Acefurtiamine is a vitamin B1 analog. It is as an analgesic.

Clioxanide is a derivative of diiodobenzanilide, developed by Parke, Davis & Co in the 1960s. It was used as an antihelmintic against Fasciola hepatica and Haemonchus contortus. In sheep, the compound was demonstrated high efficiency (greater than 90%) when administered at 20-40 mg/kg. Later it was found that clioxanide is an inhibitor of Type III Secretion in Yersinia bacteria.

Colforsin (NKH477) is a water-soluble forskolin derivative. NKH477, like forskolin, showed adenylate cyclase stimulant activity in guinea pig ventricular membrane but did not inhibit Na+, K(+)-ATPase or phosphodiesterase (PDE) activity. The compound was developed by a Japanese company Nippon Kayaku. Colforsin daropate, a prodrug of colforsin, is marketed in Japan for the treatment of acute heart failure under tradename Adehl.

Thyromedan is a thyroalkanoic acid derivative with hypocholesterolemic activity. In clinical trials, Thyromedan in daily doses of 8 to 32 mg caused a decrease in serum cholesterol levels. The serum total triglycerides and the α- and β-lipoprotein partition of cholesterol and triglycerides were unaffected.

Halofenate (MK-185) was invented as a hypolipidemic and hypouricemic agent. It was shown that halofenate lower serum triglycerides and uric acid in patients with a variety of hyperlipidemias. Treatment of dyslipidemic type 2 diabetic patients also showed triglyceride lowering and, surprisingly, significant reductions in plasma glucose and insulin. Halofenate is a selective PPAR-γ modulator (SPPARγM). SPPARγMs are believed to bind in distinct manners to the ligand-binding pocket of PPAR-γ, leading to altered receptor conformational stability and resulting in distinct patterns of gene expression. Thus, was suggested that halofenate hold promising therapeutic potential in the treatment of type 2 diabetes, without the side effects. However, information about the current use of this compound is not available.

FLUFENISAL is a compound related to aspirin structurally, chemically, and pharmacologically. It was in clinical development as an analgesic and anti-inflammatory agent. However, its development was discontinued due to lack of sufficient superiority over aspirin.

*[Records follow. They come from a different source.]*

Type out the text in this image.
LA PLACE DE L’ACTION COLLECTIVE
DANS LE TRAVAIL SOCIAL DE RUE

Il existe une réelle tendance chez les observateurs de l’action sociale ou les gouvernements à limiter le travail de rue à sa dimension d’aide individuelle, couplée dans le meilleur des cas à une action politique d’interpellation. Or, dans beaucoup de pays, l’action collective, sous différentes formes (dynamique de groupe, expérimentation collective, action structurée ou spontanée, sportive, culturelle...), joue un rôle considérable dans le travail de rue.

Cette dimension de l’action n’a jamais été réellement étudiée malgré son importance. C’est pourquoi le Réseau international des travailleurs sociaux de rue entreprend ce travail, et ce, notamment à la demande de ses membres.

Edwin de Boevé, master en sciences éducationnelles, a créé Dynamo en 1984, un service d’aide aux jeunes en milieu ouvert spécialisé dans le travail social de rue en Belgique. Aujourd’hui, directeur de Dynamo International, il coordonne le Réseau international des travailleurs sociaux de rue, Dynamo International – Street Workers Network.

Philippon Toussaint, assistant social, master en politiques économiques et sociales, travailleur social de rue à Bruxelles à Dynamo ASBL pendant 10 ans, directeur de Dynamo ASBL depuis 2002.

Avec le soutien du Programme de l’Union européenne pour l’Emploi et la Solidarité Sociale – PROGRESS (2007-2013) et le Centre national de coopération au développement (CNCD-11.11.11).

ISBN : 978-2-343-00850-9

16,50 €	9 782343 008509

Phorbol 12-myristate 13-acetate (PMA) also commonly known as 12-O-Tetradecanoylphorbol-13-acetate (TPA) is a phorbol ester that is commonly used to activate phospholipid-dependent protein kinase (protein kinase C). PMA/ TPA possesses potential antineoplastic effects and was studied in phase II clinical trials together with dexamethasone in patients with relapsed or refractory acute myeloid leukemia. In addition, PMA/ TPA participated in phase I trial for treating patients with hematologic cancer or bone marrow disorder that has not responded to previous treatment. Nevertheless, both clinical trials were terminated. Besides, PMA/ TPA was studied in patients with solid tumors, which had depressed white blood cell and neutrophil counts because of prior treatment with cytotoxic cancer chemotherapeutic drugs. It was shown, that the drug increased the low white blood cell and neutrophil counts toward the normal range.

Phenylacetate is the ester of a phenol and acetic acid. It is a metabolite of anticancer drug phenylbutyrate (PB), natural neurotransmitter phenylethylamine. Naturally, it is an odorant found in strawberries, passion fruit, and black tea. Phenylacetate level in urine was used as a marker for the diagnosis of some forms of unipolar major depressive disorders. Phenylacetate is used as a tool substrate to study esterase activity in the blood of patients in clinical studies of the effect of nutritional supplements on paraoxonase-1 levels.